Pfarrbrief vom 19.01.2003:
Wie schön, dass du geboren bist

So beginnt das Lied, dass die Kinder unseres Kindergartens mit Begeisterung bei Geburtstagen singen. Das Geburtstagskind, das so gefeiert wird, ist hoch erfreut und erfährt Bestätigung und Ermutigung. Der selbstquälerische Wunsch, doch nicht geboren zu sein, wird durch dieses Lied vertrieben. "Wir hätten dich sonst sehr vermisst", heißt die nächste Zeile, mit der gesagt wird: Wir brauchen dich; du bist uns als Lebensgefährte hoch willkommen. Glücklich dürfen alle sein, die über das Lied hinaus solche Zustimmung erfahren. Ihnen wird gesagt: Du bist wertvoll für die Welt; ohne dich wäre die Welt ärmer.
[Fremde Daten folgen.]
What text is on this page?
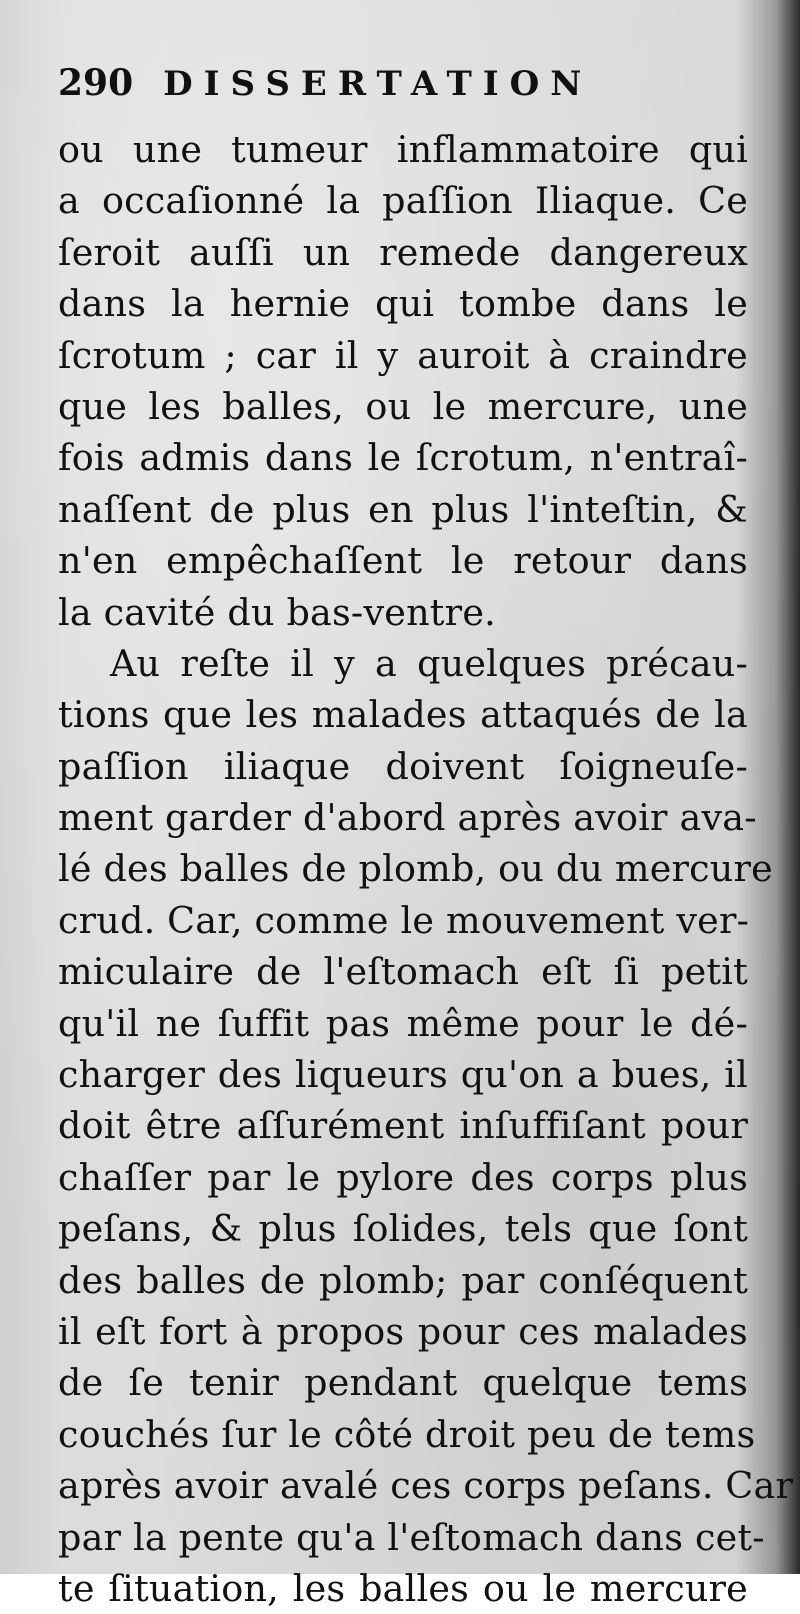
290 DISSERTATION
ou une tumeur inflammatoire qui
a occaſionné la paſſion Iliaque. Ce
ſeroit auſſi un remede dangereux
dans la hernie qui tombe dans le
ſcrotum ; car il y auroit à craindre
que les balles, ou le mercure, une
fois admis dans le ſcrotum, n'entraî-
naſſent de plus en plus l'inteſtin, &
n'en empêchaſſent le retour dans
la cavité du bas-ventre.
Au reſte il y a quelques précau-
tions que les malades attaqués de la
paſſion iliaque doivent ſoigneuſe-
ment garder d'abord après avoir ava-
lé des balles de plomb, ou du mercure
crud. Car, comme le mouvement ver-
miculaire de l'eſtomach eſt ſi petit
qu'il ne ſuffit pas même pour le dé-
charger des liqueurs qu'on a bues, il
doit être aſſurément inſuffiſant pour
chaſſer par le pylore des corps plus
peſans, & plus ſolides, tels que ſont
des balles de plomb; par conſéquent
il eſt fort à propos pour ces malades
de ſe tenir pendant quelque tems
couchés ſur le côté droit peu de tems
après avoir avalé ces corps peſans. Car
par la pente qu'a l'eſtomach dans cet-
te ſituation, les balles ou le mercure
Alle die Kinder aber haben es schwer, die bei ihren Eltern oder in ihrer Umgebung den Eindruck gewinnen, nicht erwünscht zu sein. Sie haben Schuldgefühle, weil sie da sind und meinen, ihren Eltern Unrecht zugefügt zu haben. Dadurch ist ihre Entfaltung beeinträchtigt, vom Lebensglück ganz zu schweigen. Solche Kinder, die eigentlich von Liebe umfangen sein sollten, müssen um ihr Lebensrecht kämpfen. Der heutige Familiensonntag regt uns an, über das Klima in unseren Familien nachzudenken. Eltern und Geschwister sollten die ersten sein, die dem Neuankömmling singen: "Wie schön, dass du geboren bist." Ein solches Kind erfährt im ersten Augenblick des Erdendaseins Wärme, Zuneigung und Geborgenheit. In einer solchen Atmosphäre kann jedes Kind glücklich aufwachsen.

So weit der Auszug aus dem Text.